The Devil, as perfectly played by Al Pacino, “spends a lot of time in the air” (on international legal cases); leaving second-in-command Eddie Barzun in charge of many of the day-to-day and support activities of the firm; yet though Barzun is easily led into sins involving greed and lust not uncommon to a man of his class (his past includes “ex-wives” and “a pregnant receptionist”), when he through no direct fault of his own becomes a hindrance to the continued international legal operations of the firm, many of them conspicuously evil, (pressure from a federal-level investigative body called the “Weaver Commission” is hinted at) he is killed by supernatural means: the ‘homeless crazies’ who assault him for his valuables in Central Park are seen to have pursued him while they themselves had become invisible, having been somehow mysteriously set upon him by Milton.
However, before the Big Reveal, there are a myriad of more direct clues that John Milton might not be just an ordinary human being being bad; for instance, he attends Barzun’s funeral, held in an old-style Catholic Church with a lovely traditional-style interior (the Stations of the Cross on the walls are a dead Catholic giveaway); when he puts his finger in the holy water, it is seen to visibly bubble and seem to boil.

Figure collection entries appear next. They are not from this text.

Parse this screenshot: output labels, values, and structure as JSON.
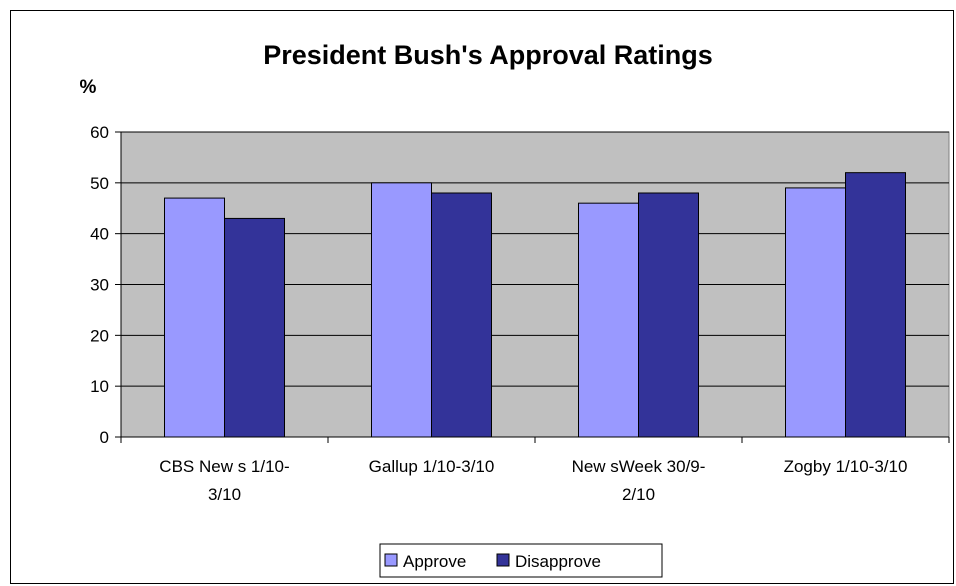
{
  "chart_data": {
    "type": "bar",
    "title": "President Bush's Approval Ratings",
    "ylabel": "%",
    "xlabel": "",
    "categories": [
      [
        "CBS New s 1/10-",
        "3/10"
      ],
      [
        "Gallup 1/10-3/10"
      ],
      [
        "New sWeek 30/9-",
        "2/10"
      ],
      [
        "Zogby 1/10-3/10"
      ]
    ],
    "series": [
      {
        "name": "Approve",
        "values": [
          47,
          50,
          46,
          49
        ],
        "color": "#9999ff"
      },
      {
        "name": "Disapprove",
        "values": [
          43,
          48,
          48,
          52
        ],
        "color": "#333399"
      }
    ],
    "ylim": [
      0,
      60
    ],
    "yticks": [
      0,
      10,
      20,
      30,
      40,
      50,
      60
    ],
    "grid": true,
    "plot_background": "#c0c0c0",
    "legend_position": "bottom"
  }
}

(This could be seen as the water’s attempt to flee from the evil, because holy water is blessed water mixed with exorcised salt, which prevents the water from being used for evil. That said, many accounts of exorcism and possession contain claims that contact with holy water seems to physically hurt or repulse the possessing demons.)
It is after the funeral of colleague Eddie Barzun at this rare and beautiful house of worship (alas, such well-adorned Catholic Churches of the previous century are only becoming more endangered) that Lomax is approached by a government investigator who reveals to him that the law firm at which he and Barzun worked was not merely a large law firm, but had a logistical or financial interest in a number of international enterprises notable for conspicuous evil.
While “John Milton’s” ability to be conversant in several languages might not be a sign of supernatural giftedness or superiority over the average human, the fact that he could tell a Hispanic man who threatened him with a boxcutter while on the subway things he could only know about his woman through supernatural means, hint at demonic possession, at the very least.